Environmental Living: The Intersection of Environmental Justice and Zoning Laws
The environmental justice movement sprang from the intersection of the environmental and social justice movements. Zoning laws around single-family housing contributed to low income and minority individuals living in high-density, environmentally degraded areas. These options were more affordable for low-income communities as they tended to be mixed use, meaning residential and commercial, or in proximity to mixed use zones. Communities in environmentally degraded areas face higher rates of chronic health issues like asthma, diabetes and hypertension. The environmental justice movement advocates for policies that recognize the particular vulnerabilities of these communities through remedying environmental issues and preventing projects that would exacerbate the current environmental issues in these areas.
In New York City, the Bronx is the poorest borough as it contains the highest rate of families living below the poverty level. The Bronx, East Harlem and neighborhoods in North and Central Brooklyn are majority communities of color. These neighborhoods are located near some of the city’s biggest highways. They also have the highest rates of asthma hospitalization in the city. Diabetes is likewise found in the highest prevalence in these areas. The disproportionate impact of environmental degradation can be seen in New York City, and New York State as whole, prompting the need for environmental justice work.
The New York State senate proposed an amendment to the state constitution, Proposition 2 or the Environmental Rights Amendment. On November 2, 2021, voters approved the Amendment. The Amendment adds language to the constitution’s Bill of Rights declaring that all New Yorkers have “a right to clean water, clean air, and a healthful environment.” Practically, this likely means that New Yorkers will be able to demand greater government scrutiny towards polluting businesses and/or create affirmative actions on the part of the government. Presently, Hawaii, Illinois, Massachusetts, Montana, Pennsylvania, and Rhode Island all include language enshrining the environmental rights of their residents. Only Pennsylvania and Montana have created an absolute right to environmental resources. In Pennsylvania, the amendment enabled advocacy groups to fight against harmful gas and oil practices and in Montana it addressed polluted water dumped in rivers.

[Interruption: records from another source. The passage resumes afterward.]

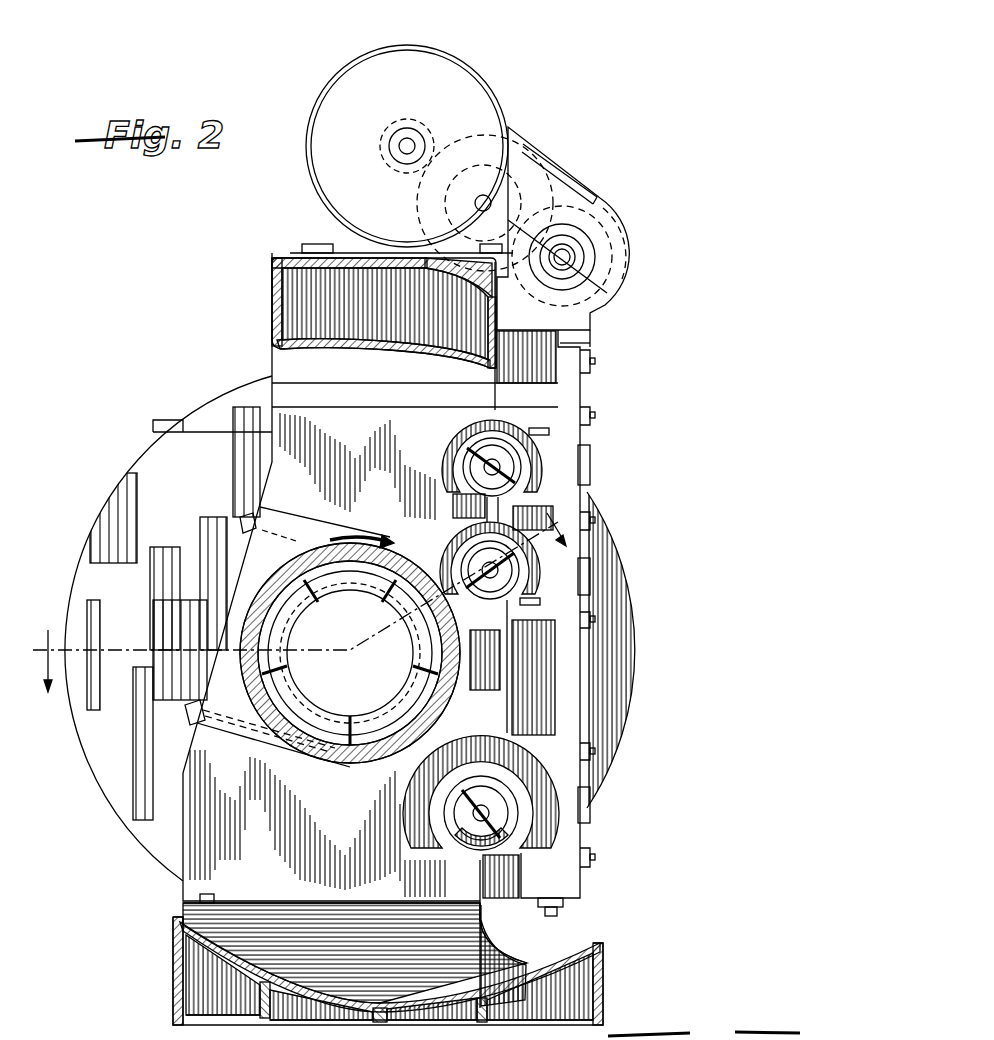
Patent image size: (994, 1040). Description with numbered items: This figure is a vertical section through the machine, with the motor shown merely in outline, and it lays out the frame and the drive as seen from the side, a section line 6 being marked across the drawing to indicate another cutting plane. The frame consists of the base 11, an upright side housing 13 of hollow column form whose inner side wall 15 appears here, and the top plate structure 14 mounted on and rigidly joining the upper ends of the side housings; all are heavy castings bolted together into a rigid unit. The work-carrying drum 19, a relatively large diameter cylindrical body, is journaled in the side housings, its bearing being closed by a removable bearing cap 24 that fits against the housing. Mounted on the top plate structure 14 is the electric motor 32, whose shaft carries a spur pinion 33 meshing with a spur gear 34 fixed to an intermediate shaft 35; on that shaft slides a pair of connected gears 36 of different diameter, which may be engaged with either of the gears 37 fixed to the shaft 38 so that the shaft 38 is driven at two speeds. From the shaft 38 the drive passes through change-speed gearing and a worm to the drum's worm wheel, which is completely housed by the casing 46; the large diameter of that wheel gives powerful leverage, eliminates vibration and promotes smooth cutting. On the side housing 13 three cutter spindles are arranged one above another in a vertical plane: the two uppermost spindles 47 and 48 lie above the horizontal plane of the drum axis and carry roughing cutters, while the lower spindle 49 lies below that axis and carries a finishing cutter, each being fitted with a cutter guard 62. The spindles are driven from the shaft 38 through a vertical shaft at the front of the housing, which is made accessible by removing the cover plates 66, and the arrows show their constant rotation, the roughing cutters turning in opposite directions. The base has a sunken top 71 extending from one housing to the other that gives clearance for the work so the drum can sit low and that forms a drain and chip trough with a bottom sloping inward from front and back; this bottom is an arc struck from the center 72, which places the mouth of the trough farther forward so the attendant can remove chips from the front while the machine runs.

The section line 6- 6 is at (298, 597).
The base 11 is at (175, 965).
The side housing 13 is at (202, 807).
The top plate structure 14 is at (272, 290).
The inner side wall 15 is at (398, 423).
The drum 19 is at (262, 588).
The bearing cap 24 is at (220, 676).
The electric motor 32 is at (478, 103).
The spur pinion 33 is at (430, 133).
The spur gear 34 is at (417, 187).
The intermediate shaft 35 is at (462, 178).
The pair of connected gears 36 is at (436, 210).
The gears 37 is at (620, 240).
The shaft 38 is at (570, 257).
The casing 46 is at (147, 463).
The spindle 47 is at (503, 458).
The spindle 48 is at (498, 552).
The lower spindle 49 is at (490, 815).
The cutter guard 62 is at (453, 443).
The cover plates 66 is at (578, 463).
The sunken top 71 is at (523, 967).
The center 72 is at (412, 652).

Republican opponents claim that the amendment opens the door to rash and abusive lawsuits. They cite particular concern with the lack of legal standard and definition for what constitutes “clean” and “healthful.” One of the most vocal opponents, State Senator Dan Stec stated that “I’m all for clean air and clean water. Who isn’t? But in the face of ambiguity you will have distrust, you will have lawsuits, you will have costs, and I’m trying to avoid that.” However, environmental organizations have spent years advocating for it in the belief that it will provide a tool for these low-income and minority communities to fight against the disproportionate environmental degradation and resulting health issues that they experience.
I believe that New York State will develop a legal test, like that of Pennsylvania, to abate the concerns of those like State Senator Stec. In this test, adjudicators will consider whether there was compliance with all applicable statutes and regulations relevant to the protection of natural resources, whether there was a reasonable effort to reduce environmental detriment and whether the environmental harm clearly outweighs the benefits derived. This test will bolster the potency of the already established environmental laws, like the State Environmental Quality Review Act. Regardless of the parameters, the Amendment will likely lead vulnerable communities to use the codified right to push for greater public transportation access, to cut down on cars and preserve air quality, and oppose projects that would harm the water supply and air quality. While the amendment will not provide immediate redress to the history of environmental harm toward low income communities of color and poses some confusion around its precise legal implications, it is an important step towards environmental justice in New York.